Retrouvez la critique de l’album de la semaine.
Avec des groupes tels que Alvvays, Purity Ring, Cindy Lee ou Grimes, le Canada s’est transformé au tournant des années 2010 en terre promise de la dream pop. Cela dit, aucun projet musical venu du Grand Nord blanc n’incarne mieux cette idée de pop rêveuse que les Québécois de Men I Trust, d’abord un duo formé il y a une dizaine d’années par le bassiste Jessy Caron et le claviériste Dragos Chiriac, rapidement rejoints par la chanteuse et guitariste Emma Proulx, dont le timbre vaporeux et magnétique s’est imposé comme la marque de fabrique du groupe. Car il faut bien dire que, de tous les sous-genres de la musique pop, celui auquel appartient Men I Trust, tout en étant encore jeune, est peut-être déjà bien l’un des plus éprouvés, son esthétique tout en textures minimalistes et en «réverb» de guitares mélancoliques étant prise au piège, depuis quelque temps déjà, de ses propres répétitions.
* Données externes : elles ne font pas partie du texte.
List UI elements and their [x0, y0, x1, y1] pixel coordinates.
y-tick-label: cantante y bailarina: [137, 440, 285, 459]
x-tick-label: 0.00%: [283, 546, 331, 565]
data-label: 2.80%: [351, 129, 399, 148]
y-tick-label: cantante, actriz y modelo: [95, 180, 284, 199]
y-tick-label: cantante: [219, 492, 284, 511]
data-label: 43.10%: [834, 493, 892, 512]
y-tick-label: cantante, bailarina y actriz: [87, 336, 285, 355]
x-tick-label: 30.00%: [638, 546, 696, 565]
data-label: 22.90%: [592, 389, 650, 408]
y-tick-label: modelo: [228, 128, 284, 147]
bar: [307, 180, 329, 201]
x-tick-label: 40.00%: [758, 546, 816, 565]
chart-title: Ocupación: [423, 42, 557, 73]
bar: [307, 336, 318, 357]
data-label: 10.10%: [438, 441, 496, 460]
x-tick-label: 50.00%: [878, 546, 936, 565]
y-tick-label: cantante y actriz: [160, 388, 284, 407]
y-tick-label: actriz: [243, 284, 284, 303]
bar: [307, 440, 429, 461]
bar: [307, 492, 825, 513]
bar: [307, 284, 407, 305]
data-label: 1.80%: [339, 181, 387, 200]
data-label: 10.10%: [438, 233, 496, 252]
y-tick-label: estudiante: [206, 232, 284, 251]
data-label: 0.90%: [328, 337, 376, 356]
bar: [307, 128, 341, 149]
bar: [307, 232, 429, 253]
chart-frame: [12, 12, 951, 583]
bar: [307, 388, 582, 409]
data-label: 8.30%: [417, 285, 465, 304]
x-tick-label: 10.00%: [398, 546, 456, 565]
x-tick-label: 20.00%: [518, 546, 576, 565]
S’il est vrai que beaucoup de groupes sonnent comme Men I Trust, Men I Trust ne ressemblent à personne d’autre qu’à eux-mêmes. Leurs inspirations peuvent être soul, R’n’B, jazz ou rock psychédélique, elles infusent lentement, en douceur, finissant par se fondre dans des compositions sans genre ni frontières, à l’intérieur d’une grande bulle musicale dont l’apparente simplicité est inversement proportionnelle aux enchevêtrements d’influences composites qui ont mené à sa formation. Il semble alors naturel que le trio possède autant de fans à travers le monde et que son influence s’étende à tous les horizons musicaux (jusque chez les rappeurs Tyler, the Creator et Joey Badass). Mais il a aussi la particularité d’opérer en marge de l’industrie musicale, toujours fidèle à son indépendance : outre son travail purement artistique, le trio est son propre éditeur, son propre tourneur, son propre clippeur… Une position qui impose le respect et qui, manifestement, n’a aucune répercussion négative sur leur créativité.
Le trio atteint une forme d’innocence que l’on croyait innée, mais qui n’a pourtant rien d’évident
Mieux que ça : leur cinquième album studio, Equus Asinus, sera accompagné dans les semaines à venir par sa suite directe, Equus Caballus. Soit, après le deuxième volet de leurs Forever Live Sessions, sortis en février, trois projets dévoilés en quelques mois, qui expriment chacun une facette du groupe. Les deux derniers doivent former ensemble un diptyque offrant une vision d’ensemble de l’évolution artistique traversée depuis 2014, marquant par la même occasion un nouveau chapitre de leur histoire. Equus Asinus se dévoile comme une pause expérimentale, née d’une période de création pour laquelle chaque membre du groupe s’est enfermé seul en studio, avant de mettre en commun la cinquantaine de chansons qui en a résulté : cet album, moins tenu à la cohésion sonore de l’ensemble que leurs précédents, montre finalement le trio à son plus libre – en contrepartie, celui à venir est déjà promis à ressembler au «bon vieux Men I Trust» des premiers temps, ont-ils indiqué.
Et il est vrai que cet Equus Asinus – «âne» en latin, les références équestres des deux titres échappant, il faut bien le dire, à toute forme de logique – ressemble assez peu aux albums «classiques» de Men I Trust, avec leur lot de mélodies hypnotiques empreintes de nostalgie, et cette dimension à la fois intime (dans le chant) et ample (dans les couches d’instrumentation synthétique) qu’ils maîtrisent si bien. On retrouve assez peu le «bon vieux Men I Trust», sinon sur l’ondoyant Bethlehem ou le plus minimaliste The Landkeeper, emmené par son élégante ligne de basse. En creusant plutôt le calme d’une veine folk (I Come With Mud, les arpèges de Frost Bite ou Purple Box), le trio atteint une forme d’innocence que l’on croyait chez lui innée, mais qui n’a pourtant rien d’évident. De la même manière, c’est dans les expérimentations hors cadre que les Montréalais révèlent tout un potentiel jusque-là enfoui, en allant chercher du côté des textures chagrinées de Lee Hazlewood ou Joe Dassin (Girl). Un instrumental, Paul’s Theme, aurait carrément pu être une chute de studio d’une bande originale signée Francis Lai ou François De Roubaix : c’est, dans l’univers musical soigneusement construit depuis dix ans par Men I Trust, le titre qui s’en éloigne le plus. Paradoxalement, c’est aussi celui qui définit le mieux la portée méditative de cet enivrant voyage musical.